De janeiro a junho deste ano, a agência concedeu 482 benefícios, o que corresponde que três trabalhadores foram afastados por dia. O número representa 91 situações a mais que no ano passado. Os trabalhadores encaminhados à Previdência Social são somente aqueles que, em razão do acidente de trabalho, ficaram afastado mais de 15 dias. Quando o atestado é menor que este período, o usuário não precisa fazer o pedido do auxílio-doença, uma vez que os dias afastados são pagos pela a empresa.

Dados da 16ª Regional de Saúde (RS), de Apucarana, apontam que nos primeiros seis meses de 2016 foram 76 acidentes graves de trabalho e três óbitos. Entre as causas de morte são uma queda de altura e duas de motos. No último caso, as vítimas estavam a serviço da empresa. No ano passado, no mesmo período, foram quatro óbitos, sendo duas quedas de moto, um traumatismo craniano, e 59 acidentes graves. O levantamento revela um aumento de 28% nos casos de acidentes graves em Apucarana.

Ainda de acordo com o balanço da 16ª RS, fevereiro foi o mês que registrou o maior número de acidentes, 18 no total. E janeiro foi o com menor número de ocorrências, 5. No ano passado, fevereiro também apresentou o maior registro de acidentes, com 20 situações, e janeiro manteve o menor índice, com 5 notificações.

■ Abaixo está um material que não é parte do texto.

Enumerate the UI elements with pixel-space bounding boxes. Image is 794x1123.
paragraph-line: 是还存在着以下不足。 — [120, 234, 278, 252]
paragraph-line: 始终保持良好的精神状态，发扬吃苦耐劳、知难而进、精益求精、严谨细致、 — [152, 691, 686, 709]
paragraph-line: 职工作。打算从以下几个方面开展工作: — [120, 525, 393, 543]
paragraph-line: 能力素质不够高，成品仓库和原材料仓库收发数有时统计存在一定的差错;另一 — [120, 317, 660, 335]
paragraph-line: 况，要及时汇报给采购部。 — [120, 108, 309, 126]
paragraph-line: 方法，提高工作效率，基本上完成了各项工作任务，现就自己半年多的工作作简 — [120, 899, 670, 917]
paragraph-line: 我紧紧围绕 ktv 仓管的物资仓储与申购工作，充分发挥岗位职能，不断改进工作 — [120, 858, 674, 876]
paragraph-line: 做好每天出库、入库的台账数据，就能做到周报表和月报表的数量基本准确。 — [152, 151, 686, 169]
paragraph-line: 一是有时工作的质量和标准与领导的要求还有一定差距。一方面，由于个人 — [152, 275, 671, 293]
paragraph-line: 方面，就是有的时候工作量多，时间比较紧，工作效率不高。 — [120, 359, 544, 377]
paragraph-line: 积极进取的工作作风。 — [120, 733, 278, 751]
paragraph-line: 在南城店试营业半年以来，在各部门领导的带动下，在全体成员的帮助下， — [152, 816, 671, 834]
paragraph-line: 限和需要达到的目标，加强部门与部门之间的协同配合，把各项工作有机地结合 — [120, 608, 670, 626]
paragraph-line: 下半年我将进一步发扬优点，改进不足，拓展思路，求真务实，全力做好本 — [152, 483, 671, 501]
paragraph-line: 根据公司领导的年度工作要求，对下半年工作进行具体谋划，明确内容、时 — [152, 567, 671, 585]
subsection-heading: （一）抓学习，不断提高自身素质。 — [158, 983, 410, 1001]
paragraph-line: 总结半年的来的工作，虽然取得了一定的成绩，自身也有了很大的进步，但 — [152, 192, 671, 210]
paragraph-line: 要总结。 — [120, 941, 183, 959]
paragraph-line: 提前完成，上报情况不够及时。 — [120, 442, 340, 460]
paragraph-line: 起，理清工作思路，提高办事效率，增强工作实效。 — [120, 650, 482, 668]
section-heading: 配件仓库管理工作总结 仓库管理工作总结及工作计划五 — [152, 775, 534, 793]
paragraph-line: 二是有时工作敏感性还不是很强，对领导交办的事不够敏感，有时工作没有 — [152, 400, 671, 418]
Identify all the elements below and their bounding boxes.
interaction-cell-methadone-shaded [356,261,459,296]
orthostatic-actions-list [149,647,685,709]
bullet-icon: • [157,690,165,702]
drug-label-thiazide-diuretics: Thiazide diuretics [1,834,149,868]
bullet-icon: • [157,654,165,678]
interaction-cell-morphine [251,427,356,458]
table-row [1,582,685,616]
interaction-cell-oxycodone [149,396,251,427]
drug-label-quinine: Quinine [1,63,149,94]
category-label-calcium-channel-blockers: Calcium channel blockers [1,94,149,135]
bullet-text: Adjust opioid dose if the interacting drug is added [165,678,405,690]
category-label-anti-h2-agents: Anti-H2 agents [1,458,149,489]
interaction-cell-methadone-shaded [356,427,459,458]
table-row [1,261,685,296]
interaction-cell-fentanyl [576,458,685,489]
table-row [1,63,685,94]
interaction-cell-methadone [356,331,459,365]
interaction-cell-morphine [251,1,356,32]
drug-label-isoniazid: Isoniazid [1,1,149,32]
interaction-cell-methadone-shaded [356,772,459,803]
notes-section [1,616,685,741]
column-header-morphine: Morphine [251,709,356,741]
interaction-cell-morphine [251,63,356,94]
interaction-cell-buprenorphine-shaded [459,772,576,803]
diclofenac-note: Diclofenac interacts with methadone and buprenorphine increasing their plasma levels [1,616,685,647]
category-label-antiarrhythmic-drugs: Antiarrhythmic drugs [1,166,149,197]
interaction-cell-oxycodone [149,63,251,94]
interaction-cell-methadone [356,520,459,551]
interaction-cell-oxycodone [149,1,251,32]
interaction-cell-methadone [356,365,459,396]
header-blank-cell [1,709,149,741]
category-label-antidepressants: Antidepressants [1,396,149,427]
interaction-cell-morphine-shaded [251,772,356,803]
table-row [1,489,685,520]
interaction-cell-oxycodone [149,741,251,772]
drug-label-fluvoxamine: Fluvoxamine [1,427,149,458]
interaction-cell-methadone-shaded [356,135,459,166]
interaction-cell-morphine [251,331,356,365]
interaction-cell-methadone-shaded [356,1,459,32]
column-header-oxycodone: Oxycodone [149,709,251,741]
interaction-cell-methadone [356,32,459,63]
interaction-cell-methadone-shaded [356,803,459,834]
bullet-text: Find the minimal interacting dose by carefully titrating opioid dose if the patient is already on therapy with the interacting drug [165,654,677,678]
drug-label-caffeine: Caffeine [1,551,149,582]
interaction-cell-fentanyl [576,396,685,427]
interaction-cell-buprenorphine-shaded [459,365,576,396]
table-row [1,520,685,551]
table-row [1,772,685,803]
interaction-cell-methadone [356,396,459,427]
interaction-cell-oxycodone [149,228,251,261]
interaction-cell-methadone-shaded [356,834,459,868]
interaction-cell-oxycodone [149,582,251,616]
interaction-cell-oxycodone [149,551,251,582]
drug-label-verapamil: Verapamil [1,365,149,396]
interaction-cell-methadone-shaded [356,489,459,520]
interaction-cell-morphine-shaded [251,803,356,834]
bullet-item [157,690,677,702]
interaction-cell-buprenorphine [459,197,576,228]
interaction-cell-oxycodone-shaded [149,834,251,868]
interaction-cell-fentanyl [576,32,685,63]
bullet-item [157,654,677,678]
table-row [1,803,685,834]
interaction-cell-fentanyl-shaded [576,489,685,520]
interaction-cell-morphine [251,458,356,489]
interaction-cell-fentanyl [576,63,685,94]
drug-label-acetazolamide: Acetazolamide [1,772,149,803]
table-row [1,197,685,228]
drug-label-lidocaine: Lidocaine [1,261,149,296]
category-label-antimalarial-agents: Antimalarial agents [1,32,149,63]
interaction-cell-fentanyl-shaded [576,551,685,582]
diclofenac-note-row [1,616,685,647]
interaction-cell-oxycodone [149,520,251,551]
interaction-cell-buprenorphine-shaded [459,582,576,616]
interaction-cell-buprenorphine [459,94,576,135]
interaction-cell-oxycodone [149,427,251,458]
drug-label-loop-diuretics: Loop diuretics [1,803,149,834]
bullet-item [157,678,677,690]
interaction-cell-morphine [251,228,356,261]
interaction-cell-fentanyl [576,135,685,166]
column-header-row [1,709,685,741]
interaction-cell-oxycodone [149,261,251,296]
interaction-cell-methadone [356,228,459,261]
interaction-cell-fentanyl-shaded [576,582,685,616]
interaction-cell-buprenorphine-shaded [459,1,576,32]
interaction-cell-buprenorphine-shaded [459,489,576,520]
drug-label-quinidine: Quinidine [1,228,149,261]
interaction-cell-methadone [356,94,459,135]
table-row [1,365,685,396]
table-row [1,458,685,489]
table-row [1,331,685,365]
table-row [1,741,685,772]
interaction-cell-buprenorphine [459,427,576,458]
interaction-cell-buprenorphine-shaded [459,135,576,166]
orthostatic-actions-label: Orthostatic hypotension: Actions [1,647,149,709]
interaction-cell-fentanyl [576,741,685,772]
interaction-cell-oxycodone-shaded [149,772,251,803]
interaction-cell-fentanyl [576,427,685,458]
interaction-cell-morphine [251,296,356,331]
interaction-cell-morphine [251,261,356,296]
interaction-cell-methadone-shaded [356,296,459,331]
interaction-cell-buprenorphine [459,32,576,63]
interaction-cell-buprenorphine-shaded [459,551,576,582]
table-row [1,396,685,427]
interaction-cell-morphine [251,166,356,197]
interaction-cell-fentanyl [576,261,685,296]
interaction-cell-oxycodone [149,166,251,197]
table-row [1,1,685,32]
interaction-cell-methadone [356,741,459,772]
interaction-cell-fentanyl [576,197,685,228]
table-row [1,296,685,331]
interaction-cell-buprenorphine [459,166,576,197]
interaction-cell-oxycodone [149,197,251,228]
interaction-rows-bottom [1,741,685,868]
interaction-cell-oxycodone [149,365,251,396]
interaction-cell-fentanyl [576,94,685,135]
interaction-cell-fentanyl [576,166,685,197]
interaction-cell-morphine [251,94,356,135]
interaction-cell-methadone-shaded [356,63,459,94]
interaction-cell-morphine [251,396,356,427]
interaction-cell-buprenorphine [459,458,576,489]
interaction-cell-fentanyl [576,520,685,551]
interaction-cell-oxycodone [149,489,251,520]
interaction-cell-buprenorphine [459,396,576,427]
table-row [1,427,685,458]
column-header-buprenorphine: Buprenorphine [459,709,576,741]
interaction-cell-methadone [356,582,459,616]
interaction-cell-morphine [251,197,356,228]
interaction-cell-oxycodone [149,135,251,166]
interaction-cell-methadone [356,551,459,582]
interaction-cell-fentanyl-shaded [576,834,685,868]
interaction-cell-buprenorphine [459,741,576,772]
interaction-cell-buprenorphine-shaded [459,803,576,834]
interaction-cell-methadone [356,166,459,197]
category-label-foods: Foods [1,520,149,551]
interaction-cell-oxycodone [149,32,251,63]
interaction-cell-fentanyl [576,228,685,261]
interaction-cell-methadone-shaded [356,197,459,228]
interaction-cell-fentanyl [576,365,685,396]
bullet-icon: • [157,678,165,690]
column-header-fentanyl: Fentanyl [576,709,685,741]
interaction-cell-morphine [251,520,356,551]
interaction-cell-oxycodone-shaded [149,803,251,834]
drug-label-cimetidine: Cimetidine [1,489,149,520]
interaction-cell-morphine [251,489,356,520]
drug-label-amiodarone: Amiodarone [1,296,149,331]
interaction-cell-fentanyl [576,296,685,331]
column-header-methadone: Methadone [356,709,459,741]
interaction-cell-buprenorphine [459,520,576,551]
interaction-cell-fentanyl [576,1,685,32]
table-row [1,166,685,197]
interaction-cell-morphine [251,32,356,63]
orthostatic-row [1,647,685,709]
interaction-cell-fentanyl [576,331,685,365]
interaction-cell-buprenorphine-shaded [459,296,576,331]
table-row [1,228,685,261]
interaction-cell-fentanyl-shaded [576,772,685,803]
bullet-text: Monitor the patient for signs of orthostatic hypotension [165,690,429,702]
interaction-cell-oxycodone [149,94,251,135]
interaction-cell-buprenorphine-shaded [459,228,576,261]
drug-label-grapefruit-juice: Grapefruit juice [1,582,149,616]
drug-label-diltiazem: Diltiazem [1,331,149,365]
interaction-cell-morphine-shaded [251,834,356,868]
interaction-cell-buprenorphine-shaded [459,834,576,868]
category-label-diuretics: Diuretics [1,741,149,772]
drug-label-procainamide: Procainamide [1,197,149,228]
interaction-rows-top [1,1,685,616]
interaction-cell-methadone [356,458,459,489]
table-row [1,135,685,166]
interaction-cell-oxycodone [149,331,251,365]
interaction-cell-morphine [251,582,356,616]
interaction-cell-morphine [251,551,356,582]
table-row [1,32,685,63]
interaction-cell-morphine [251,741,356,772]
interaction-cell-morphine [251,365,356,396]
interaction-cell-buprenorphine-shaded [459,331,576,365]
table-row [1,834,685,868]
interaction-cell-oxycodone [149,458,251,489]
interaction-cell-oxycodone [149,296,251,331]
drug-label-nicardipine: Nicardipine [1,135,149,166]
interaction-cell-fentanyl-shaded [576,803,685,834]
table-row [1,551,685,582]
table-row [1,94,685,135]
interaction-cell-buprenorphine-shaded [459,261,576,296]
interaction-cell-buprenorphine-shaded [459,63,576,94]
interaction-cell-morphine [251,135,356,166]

Diante do avanço de casos de acidente de trabalho, o chefe da Agência do Ministério do Trabalho, Anacleto Romagnoli Filho, de Apucarana, observa a importância de seguir as normas de segurança recomendadas para cada setor e também a a Comissão Interna de Prevenção de Acidentes (CIPA), que é obrigatória para empresas com mais de 20 funcionários. “Os trabalhadores devem seguir sempre as normas de segurança, mesmo que tenham experiência, e a empresa deve zelar por seus funcionários”, exemplifica.

Romagnoli avalia que no caso do acidente todos os envolvidos saem perdendo. “O funcionário, que pode perder alguma habilidade física, a empresa, que perde um funcionário, e a união, que libera o auxílio”, comenta.

Queda em Arapongas

Na contramão da região de Apucarana, a agência da Previdência Social de Arapongas, que atende também Sabáudia, registrou uma redução de 9% na liberação de auxílio-doença por causa de acidente de trabalho e pensão por morte. No ano passado, de janeiro a junho, foram 203 benefícios, já neste ano, no mesmo período, foram 274, uma diferença de 28 benefícios.

Segundo dados da 16ª Regional de Saúde (RS), de Apucarana, no primeiro semestre desde ano ocorreram nos dois municípios 32 acidentes graves e nenhum óbito. De janeiro a junho de 2015, 33 trabalhadores sofreram acidentes considerados graves, e nenhum óbito também. Neste ano, o número de notificações por mês variou de quatro a seis. Já no ano passado, março apresentou 15 situações, a maior registrada no semestre.